The continued failure of many people to accept that Barack Obama is a Christian can also be partially explained by Buckley’s argument. Obama is (wrongly) viewed by many as pushing socialism on the U.S. government—next stop will be full-fledged Stalinism, right? And of course anyone who starts down that path could not possibly be a true Christian, because otherwise he would do all he could to fight that reality-denying philosophy.  For those who maintain Buckley’s notions of religious strength in the face of evil, an insufficiently religious leader will always be found lacking.



  1. Thank you for your comments here, I wondered if you could describe the Christian concept of the “the atheist” – that is the characterization of atheists from something like Buckley’s point of view. It seems to me (in my amateur opinion of what I observe in Evangelical circles now) that this is a dismissive category outright which places people in the impossible position of hating all things that could have value. Would Buckley see a difference between this and a supposed “agnostic?” Or is there a more nuanced view that is not so polarized (recognizing that I am possibly creating a new dismissive category of the “evangelical”)?

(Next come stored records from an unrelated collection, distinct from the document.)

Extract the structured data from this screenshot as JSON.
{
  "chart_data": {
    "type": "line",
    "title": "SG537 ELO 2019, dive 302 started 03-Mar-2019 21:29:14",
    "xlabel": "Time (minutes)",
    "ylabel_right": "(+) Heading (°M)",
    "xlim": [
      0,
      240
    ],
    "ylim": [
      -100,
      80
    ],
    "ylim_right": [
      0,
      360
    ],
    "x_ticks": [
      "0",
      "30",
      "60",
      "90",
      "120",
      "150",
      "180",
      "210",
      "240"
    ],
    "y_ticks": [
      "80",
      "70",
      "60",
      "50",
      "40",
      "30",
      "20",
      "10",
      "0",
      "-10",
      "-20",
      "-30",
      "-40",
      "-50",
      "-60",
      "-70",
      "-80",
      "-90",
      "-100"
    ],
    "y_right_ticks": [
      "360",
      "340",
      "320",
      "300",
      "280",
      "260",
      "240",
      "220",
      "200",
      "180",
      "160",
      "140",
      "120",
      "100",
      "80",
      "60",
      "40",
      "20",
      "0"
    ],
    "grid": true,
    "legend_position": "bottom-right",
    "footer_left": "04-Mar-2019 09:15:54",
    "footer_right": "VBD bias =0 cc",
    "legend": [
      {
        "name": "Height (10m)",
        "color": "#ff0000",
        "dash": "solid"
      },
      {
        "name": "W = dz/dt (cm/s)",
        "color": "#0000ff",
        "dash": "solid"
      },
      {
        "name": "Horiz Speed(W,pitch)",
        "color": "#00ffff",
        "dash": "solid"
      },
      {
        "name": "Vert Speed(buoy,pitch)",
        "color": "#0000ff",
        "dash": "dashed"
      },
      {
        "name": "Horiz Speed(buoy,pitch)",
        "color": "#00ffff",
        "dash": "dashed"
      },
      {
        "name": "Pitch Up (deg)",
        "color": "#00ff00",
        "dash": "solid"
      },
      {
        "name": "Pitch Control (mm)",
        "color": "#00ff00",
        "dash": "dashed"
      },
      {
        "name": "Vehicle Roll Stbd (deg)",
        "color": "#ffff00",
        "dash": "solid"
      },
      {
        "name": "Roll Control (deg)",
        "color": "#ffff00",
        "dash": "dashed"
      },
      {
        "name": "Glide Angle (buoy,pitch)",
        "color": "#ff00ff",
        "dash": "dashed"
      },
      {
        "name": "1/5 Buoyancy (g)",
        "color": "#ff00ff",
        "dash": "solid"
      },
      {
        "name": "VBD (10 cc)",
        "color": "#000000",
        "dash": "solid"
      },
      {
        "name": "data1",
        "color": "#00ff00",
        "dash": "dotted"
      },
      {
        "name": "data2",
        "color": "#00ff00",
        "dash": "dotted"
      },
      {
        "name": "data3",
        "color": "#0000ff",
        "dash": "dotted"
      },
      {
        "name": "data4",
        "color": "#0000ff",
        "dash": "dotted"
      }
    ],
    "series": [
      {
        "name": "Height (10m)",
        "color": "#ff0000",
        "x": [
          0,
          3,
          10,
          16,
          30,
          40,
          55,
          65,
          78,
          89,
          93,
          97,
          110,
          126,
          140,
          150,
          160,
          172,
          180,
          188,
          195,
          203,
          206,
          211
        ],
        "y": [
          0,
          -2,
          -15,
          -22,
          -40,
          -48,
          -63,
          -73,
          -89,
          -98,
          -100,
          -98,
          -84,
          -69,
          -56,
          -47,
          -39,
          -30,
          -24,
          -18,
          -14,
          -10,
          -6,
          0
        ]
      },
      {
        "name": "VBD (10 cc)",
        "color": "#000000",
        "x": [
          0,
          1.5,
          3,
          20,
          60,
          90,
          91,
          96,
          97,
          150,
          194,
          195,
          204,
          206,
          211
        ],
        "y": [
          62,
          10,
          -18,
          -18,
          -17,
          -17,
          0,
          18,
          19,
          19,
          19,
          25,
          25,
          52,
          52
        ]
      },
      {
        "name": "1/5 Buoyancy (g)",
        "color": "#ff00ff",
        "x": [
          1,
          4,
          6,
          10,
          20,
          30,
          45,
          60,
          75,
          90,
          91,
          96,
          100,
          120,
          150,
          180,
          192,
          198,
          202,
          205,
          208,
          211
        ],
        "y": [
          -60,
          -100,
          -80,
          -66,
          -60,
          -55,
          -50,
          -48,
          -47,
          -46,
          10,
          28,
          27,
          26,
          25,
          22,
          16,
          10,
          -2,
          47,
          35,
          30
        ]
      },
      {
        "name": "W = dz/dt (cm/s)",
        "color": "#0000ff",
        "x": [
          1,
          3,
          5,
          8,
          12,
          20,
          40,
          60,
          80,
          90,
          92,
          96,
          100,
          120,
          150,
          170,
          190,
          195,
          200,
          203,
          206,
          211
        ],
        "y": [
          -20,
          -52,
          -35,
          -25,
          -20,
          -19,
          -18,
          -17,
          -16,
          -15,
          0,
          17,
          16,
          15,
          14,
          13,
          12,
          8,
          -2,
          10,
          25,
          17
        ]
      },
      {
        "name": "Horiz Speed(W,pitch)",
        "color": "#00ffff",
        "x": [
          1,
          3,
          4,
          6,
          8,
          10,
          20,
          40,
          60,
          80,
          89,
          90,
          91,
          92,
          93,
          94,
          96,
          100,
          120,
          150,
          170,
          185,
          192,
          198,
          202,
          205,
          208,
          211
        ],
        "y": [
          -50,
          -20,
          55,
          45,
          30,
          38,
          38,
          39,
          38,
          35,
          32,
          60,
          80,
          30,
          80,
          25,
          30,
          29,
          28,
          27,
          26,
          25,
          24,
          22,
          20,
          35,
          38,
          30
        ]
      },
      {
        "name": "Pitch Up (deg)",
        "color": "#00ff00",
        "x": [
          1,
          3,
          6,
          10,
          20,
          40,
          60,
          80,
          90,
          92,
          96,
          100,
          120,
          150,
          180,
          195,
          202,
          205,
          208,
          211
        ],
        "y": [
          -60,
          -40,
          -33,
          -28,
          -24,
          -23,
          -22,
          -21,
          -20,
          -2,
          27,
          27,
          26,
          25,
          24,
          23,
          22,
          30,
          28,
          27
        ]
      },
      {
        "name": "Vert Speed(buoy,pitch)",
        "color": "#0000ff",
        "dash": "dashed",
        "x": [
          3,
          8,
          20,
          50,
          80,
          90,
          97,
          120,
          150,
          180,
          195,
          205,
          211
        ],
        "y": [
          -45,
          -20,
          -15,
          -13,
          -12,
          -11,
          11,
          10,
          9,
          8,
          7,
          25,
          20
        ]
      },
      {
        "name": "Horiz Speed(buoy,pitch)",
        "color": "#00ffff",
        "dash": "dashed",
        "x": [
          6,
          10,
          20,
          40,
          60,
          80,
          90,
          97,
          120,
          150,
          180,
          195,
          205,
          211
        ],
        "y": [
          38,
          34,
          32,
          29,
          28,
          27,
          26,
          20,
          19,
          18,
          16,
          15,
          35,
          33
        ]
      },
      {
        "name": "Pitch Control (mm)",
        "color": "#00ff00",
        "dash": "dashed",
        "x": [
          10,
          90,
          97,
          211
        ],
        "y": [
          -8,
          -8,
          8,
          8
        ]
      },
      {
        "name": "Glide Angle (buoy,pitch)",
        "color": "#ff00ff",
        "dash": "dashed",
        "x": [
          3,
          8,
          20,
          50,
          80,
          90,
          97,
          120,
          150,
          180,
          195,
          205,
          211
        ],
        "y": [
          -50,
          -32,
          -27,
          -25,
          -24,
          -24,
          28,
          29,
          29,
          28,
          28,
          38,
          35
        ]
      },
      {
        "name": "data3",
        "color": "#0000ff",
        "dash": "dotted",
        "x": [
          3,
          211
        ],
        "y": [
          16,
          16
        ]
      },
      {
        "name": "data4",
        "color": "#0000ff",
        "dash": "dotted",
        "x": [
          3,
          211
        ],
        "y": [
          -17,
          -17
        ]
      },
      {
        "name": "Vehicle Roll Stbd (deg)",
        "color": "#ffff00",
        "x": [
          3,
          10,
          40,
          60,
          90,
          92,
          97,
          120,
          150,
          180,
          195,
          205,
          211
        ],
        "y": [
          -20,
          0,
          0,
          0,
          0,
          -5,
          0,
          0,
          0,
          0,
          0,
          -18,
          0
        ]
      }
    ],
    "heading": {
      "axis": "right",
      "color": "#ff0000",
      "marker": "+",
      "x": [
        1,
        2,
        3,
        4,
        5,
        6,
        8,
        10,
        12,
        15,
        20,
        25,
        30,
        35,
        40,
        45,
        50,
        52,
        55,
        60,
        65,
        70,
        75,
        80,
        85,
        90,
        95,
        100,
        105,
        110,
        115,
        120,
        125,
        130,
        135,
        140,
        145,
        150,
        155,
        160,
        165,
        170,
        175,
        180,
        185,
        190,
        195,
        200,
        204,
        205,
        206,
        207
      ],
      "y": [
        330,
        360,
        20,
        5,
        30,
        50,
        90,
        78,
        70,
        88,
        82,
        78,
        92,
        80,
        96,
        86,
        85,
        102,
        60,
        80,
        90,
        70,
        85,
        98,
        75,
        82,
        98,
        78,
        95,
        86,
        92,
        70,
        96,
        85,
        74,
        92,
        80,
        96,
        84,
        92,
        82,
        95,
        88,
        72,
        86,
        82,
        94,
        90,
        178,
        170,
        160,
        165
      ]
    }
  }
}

  2. That’s the big question that I am working on in my dissertation. In a couple sentences, “the atheist” is one form of shorthand used variously for non-believers, non-Christians, hard-line atheists, agnostics, and sometimes those whose Christianity is not as “right” as the speaker’s. During most of the Cold War, it was the favored term, due to the “atheistic communism” phrase. (Buckley goes in to greater detail on the association between the two in the article I discuss above.) Once the Moral Majority got going, though, it switched to “secular humanist.”

    But I absolutely agree that the primary function of the term in this context is to discredit an opponent, undermine all grounds form which they might argue on, well, anything. Buckley, of course, knew the difference between atheist and agnostic philosophies; I think it’s safe to see intent in his use of one or the other.